Physical vs Digital: Product Placement Moves On
Apr 07
Product placement has given brands the chance to integrate into popular films and TV shows for decades. It’s an innovative and highly successful advertising medium, although traditionally it’s meant agencies liaising with directors and producers to secure adequate representation in broadcasts. A time consuming affair, and one that calls for quite some investment – and patience.
Smaller brand owners have been forced to forgo this method of promoting their products because of the cost and time involved in realising a return. But, thankfully for the advertising underdog, things are changing.
Digital product placement is making an impactful debut. Thanks to new technologies, brands can be placed seamlessly within broadcast content retrospectively – and there are many benefits.
It’s all in the Timing
Through digital insertion, brands can be embedded within existing content, rather than having to be physically included at script or production stage.
It can be anything from three to nine months before a TV programme is aired, and much longer for films.

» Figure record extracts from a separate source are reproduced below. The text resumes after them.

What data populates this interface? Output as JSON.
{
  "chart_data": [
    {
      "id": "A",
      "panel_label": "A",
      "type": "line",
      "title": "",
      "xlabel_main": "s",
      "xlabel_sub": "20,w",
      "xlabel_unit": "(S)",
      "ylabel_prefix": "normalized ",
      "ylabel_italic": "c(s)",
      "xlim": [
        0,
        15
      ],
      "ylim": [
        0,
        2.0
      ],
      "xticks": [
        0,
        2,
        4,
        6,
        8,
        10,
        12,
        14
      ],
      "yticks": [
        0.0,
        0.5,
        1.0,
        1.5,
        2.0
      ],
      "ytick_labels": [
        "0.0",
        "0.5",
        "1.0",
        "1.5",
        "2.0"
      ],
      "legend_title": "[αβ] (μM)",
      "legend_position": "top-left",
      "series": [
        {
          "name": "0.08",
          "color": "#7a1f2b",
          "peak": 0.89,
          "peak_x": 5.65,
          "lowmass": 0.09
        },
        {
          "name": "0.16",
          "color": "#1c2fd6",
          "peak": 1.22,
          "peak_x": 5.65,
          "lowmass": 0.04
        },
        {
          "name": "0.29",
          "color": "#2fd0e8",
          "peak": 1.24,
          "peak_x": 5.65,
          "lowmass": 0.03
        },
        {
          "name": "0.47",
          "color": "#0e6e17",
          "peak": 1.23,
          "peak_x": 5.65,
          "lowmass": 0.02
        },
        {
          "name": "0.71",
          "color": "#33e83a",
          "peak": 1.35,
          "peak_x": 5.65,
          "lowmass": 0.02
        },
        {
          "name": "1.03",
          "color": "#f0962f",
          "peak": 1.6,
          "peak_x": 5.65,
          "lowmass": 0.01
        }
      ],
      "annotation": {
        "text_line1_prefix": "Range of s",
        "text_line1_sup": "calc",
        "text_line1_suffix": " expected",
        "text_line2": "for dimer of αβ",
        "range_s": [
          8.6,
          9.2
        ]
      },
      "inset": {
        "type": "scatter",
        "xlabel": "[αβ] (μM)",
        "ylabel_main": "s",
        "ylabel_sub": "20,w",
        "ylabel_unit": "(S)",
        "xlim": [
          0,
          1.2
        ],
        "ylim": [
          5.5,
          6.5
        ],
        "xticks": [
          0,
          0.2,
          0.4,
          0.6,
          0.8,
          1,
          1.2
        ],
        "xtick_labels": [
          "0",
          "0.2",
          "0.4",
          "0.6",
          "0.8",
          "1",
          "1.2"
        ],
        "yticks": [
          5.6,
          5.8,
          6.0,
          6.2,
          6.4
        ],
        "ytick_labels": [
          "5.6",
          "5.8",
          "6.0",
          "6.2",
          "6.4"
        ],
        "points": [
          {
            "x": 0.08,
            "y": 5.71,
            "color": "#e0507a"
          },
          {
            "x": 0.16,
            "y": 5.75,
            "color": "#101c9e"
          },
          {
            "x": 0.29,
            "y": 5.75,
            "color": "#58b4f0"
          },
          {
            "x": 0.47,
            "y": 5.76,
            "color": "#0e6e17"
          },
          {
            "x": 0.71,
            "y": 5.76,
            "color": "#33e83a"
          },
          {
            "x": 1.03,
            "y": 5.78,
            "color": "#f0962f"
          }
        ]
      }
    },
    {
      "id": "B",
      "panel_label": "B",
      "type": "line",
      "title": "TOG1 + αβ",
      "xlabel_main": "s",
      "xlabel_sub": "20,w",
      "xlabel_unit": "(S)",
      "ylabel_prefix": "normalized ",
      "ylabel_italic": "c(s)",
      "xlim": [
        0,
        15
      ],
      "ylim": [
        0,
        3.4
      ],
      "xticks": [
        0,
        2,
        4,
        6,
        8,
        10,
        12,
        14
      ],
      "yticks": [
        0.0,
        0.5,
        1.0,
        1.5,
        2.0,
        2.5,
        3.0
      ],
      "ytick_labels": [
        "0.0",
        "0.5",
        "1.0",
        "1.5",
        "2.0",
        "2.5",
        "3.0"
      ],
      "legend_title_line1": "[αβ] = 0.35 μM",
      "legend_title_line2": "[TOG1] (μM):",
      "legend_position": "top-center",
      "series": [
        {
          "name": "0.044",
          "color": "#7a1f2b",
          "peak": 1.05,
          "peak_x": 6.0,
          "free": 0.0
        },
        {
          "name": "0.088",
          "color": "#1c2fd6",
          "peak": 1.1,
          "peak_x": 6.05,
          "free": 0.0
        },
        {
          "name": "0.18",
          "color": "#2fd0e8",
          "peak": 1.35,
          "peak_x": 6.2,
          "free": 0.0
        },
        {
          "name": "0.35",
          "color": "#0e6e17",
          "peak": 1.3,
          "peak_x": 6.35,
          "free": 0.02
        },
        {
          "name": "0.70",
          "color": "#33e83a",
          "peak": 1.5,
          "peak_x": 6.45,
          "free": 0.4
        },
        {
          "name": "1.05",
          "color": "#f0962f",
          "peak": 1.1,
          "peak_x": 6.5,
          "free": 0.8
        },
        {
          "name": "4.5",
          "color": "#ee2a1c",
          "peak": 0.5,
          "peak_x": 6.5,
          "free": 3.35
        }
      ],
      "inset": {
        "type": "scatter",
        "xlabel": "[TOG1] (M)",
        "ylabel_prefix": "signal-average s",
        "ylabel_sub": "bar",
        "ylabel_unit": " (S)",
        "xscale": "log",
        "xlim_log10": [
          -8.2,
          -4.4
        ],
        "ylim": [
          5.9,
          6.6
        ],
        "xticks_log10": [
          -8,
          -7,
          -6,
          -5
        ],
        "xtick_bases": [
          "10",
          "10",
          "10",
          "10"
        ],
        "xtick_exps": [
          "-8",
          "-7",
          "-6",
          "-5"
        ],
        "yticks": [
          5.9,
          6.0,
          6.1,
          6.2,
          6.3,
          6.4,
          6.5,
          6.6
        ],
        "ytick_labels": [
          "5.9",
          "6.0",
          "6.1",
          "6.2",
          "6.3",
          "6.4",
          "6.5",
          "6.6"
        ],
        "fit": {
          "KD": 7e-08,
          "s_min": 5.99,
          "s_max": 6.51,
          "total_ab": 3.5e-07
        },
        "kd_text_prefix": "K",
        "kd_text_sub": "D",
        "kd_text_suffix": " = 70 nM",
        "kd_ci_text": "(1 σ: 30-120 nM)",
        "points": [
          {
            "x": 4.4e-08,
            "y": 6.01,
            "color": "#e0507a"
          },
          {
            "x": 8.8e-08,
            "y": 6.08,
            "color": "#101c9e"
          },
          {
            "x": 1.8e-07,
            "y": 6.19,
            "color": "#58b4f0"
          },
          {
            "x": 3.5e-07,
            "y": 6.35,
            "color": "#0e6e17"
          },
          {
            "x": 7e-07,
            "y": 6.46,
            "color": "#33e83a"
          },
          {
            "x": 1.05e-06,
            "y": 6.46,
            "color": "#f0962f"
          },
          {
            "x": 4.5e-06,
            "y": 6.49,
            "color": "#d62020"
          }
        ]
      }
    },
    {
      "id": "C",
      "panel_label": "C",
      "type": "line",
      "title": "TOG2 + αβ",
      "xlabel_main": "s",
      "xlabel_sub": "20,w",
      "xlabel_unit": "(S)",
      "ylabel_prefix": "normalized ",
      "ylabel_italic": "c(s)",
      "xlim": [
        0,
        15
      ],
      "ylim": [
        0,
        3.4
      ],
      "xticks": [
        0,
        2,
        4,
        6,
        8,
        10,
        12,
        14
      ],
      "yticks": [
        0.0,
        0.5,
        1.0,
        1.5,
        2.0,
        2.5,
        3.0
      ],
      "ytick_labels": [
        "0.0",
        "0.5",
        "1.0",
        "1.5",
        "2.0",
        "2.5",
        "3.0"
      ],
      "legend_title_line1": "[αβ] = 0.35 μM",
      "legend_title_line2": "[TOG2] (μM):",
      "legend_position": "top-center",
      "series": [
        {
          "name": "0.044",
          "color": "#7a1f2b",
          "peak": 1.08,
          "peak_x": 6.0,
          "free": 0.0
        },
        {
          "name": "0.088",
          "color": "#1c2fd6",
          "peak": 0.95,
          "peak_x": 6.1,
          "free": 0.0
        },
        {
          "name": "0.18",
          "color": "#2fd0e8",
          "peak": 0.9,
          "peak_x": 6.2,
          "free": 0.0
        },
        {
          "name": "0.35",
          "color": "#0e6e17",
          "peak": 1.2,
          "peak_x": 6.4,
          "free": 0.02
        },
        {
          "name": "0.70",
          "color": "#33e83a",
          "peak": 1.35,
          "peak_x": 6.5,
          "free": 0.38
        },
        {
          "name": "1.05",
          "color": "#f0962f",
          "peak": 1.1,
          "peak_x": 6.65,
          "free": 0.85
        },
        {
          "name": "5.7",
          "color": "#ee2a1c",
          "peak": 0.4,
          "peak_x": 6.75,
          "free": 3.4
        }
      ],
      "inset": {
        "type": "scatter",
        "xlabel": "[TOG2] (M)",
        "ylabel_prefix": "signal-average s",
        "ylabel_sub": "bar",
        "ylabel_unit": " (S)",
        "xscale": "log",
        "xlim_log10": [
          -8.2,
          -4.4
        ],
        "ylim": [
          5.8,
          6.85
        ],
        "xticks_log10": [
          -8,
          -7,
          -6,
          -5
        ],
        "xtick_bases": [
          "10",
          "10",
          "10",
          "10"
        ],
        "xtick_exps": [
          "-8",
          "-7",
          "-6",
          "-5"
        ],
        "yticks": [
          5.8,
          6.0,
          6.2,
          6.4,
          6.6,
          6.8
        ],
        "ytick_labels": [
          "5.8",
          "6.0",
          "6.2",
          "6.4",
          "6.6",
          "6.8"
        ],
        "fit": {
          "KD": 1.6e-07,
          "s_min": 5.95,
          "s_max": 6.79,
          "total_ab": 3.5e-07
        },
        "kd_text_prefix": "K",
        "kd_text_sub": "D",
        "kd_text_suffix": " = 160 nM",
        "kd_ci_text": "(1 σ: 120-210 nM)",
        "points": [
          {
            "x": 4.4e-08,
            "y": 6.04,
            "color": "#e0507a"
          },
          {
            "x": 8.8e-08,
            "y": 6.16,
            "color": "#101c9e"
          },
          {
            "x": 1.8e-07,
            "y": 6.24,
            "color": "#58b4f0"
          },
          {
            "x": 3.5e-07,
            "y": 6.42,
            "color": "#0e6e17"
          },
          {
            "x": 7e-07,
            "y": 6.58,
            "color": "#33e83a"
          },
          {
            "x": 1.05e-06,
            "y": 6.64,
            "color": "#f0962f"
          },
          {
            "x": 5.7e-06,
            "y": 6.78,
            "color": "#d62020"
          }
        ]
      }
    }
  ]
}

In terms of products, trends and real-world events, this period of time is very significant and the impact of a particular brand name on its chosen audience may be lessened as a result. Digital insertion makes it possible for advertisers to use timing to great effect when choosing how to promote their products. Lexus – an official partner of the Melbourne Cup Carnival in 2011 – provided an example of this by superimposing an image of its logo on a railing in a scene from Winners & Losers, where the characters were at the races.
An Open Market
As digital insertion can be completed within a matter of days, greater flexibility and choice is given to the advertiser who is free to make last-minute decisions regarding product placement. There is also a reduced need for a particular programme to have only one or two long-term sponsors, as digital product placement can open up any number of revenues for other brands that may not want to commit to a 13-week series. This opens up the market to smaller companies with tighter marketing budgets, who will be able to get involved with a more flexible form of product placement advertising which was not previously accessible.
Making the Impossible Possible
Flexibility is a huge benefit of digital product placement advertising, as networks will now be able to sell in-programme ad placement to several different advertisers based on location. Advanced video technology can be used to seamlessly replace any product being used in a movie or TV show, including items being held or worn, even as the actor is moving. This opens up any number of possibilities for advertisers to market their products to different audiences, and networks will even be able to ‘resell’ product spots in their TV shows to different brands after the show has aired for their online catch-up services.
As the popularity of digital insertion grows, it won’t be long before Hollywood et al produces its films with product placement in mind from the earliest stages. Films will be designed specifically to support digital post-production product placement, by providing the actors with items (such as soft drink cans) in solid colours, making it a simple process to overdub a brand later on.
The possibilities for digital insertion are infinitely more open than with physical product placement, making the technology an exciting new move in embedded advertising.